Aller au contenu principal

Burkina Faso: Strengthening drinking water service resilience

Pays
Burkina Faso
Sources
SI
Date de publication
Origine
Voir l'original

By the Direction of Operations for SOLIDARITÉS INTERNATIONAL in Burkina Faso.

SOLIDARITÉS INTERNATIONAL is working alongside GRET, Groupe URD and ONEA to develop operating procedures to maintain and strengthen water supply services in Burkina Faso despite the security crisis.

SECURITY CRISIS PUTS A STRAIN ON WATER ACCESS

Over the past three years, Burkina Faso has seen a substantial increase in humanitarian needs as a result of dramatically deteriorating security conditions. The last few months have been trying as conditions have further deteriorated in several regions (Sahel, Nord, Centre-Nord and Est). And with intensifying conflicts come significant population movements: the current tally stands at over 1 million internally displaced persons, the majority of whom are concentrated in urban centres where the sudden population growth is placing an acute strain on water supply services. In some areas the strain is particularly severe, with over 1,200 people per modern water point* despite a national norm of 300 maximum. In these cases, the influx of displaced persons has caused water supply needs to triple. The situation is compounded by an increase in infrastructure breakdowns as public authorities and State representatives (frequent targets of terrorist attacks) have often partially or totally withdrawn their teams from intervention zones.

AN INNOVATIVE APPROACH RECONCILING EMERGENCY AND DEVELOPMENT STRATEGIES

Faced with the urgent need for a more integrated and sustainable response to the Sahelian humanitarian crisis, SOLIDARITÉS INTERNATIONAL, GRET, Groupe URD and Burkina Faso’s National Bureau of Water and Sanitation (ONEA) have joined forces to develop and deploy an innovative approach combining emergency response and development strategies. The goal is to maintain and strengthen public water services in vulnerable areas — particularly those areas where forcibly displaced persons are most heavily concentrated.

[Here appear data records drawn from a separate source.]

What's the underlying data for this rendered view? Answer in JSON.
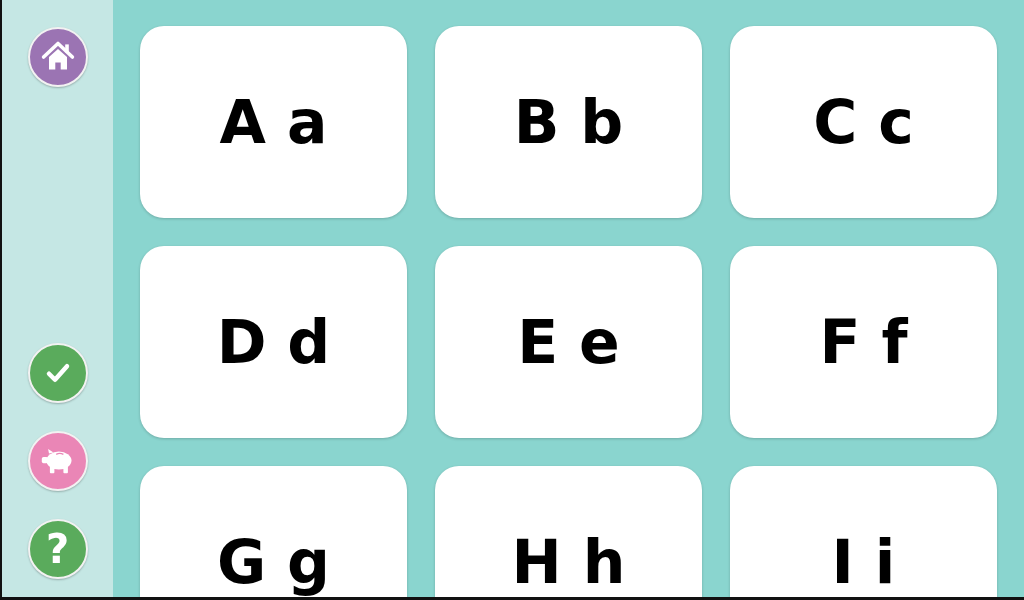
{
  "sidebar": {
    "buttons": [
      {
        "kind": "home"
      },
      {
        "kind": "check"
      },
      {
        "kind": "piggy"
      },
      {
        "kind": "help",
        "label": "?"
      }
    ]
  },
  "cards": [
    {
      "label": "A a"
    },
    {
      "label": "B b"
    },
    {
      "label": "C c"
    },
    {
      "label": "D d"
    },
    {
      "label": "E e"
    },
    {
      "label": "F f"
    },
    {
      "label": "G g"
    },
    {
      "label": "H h"
    },
    {
      "label": "I i"
    }
  ]
}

Dubbed “The Project to Strengthen Resilience of Public Drinking Water Services in Crisis Contexts” (P2RSP) and carried out with funding from the French Development Agency (AFD) and USAID, the initiative aims to plan and coordinate investments and operations in emergency situations, bolstered by a long-term strategy entailing verification that public service principles (pricing and equity of access) are upheld in the short and medium term.

This approach should help strengthen the resilience of public drinking water supply services in five metropolitan areas in the country’s Nord (Titao, Ouahigouya, Oula and Seguenega) and Centre-Nord (Kongoussi) regions.

The project has the following three objectives:

  1. Build the capacity of ONEA and municipalities to organize, fund and maintain water services amidst a humanitarian and security crisis.

  2. Maintain and strengthen public water supply service performance in terms of coverage, organization, management, and technical, financial and commercial monitoring.

  3. Monitor, evaluate, capitalize and disseminate methodologies developed and lessons learned with a view to possible replication in Burkina Faso’s main urban centres hosting forcibly displaced persons.

The project is helmed by SOLIDARITÉS INTERNATIONAL (project leader) and GRET, in collaboration with institutional and operational partners such as ONEA and municipalities. Groupe URD will carry out a monitoring-evaluation and capitalization mission in close collaboration with SOLIDARITÉS INTERNATIONAL and GRET.

A MODEL FOR FUTURE INTERVENTIONS

This innovative project, which seeks to define and operationalize the emergency-development “nexus” in the drinking water sector, is the first of its kind. If successful, it could ultimately spur significant practical and organizational changes to the sector in Burkina Faso. The AFD and USAID see the project as a high-impact regional pilot with the potential for replication in other countries.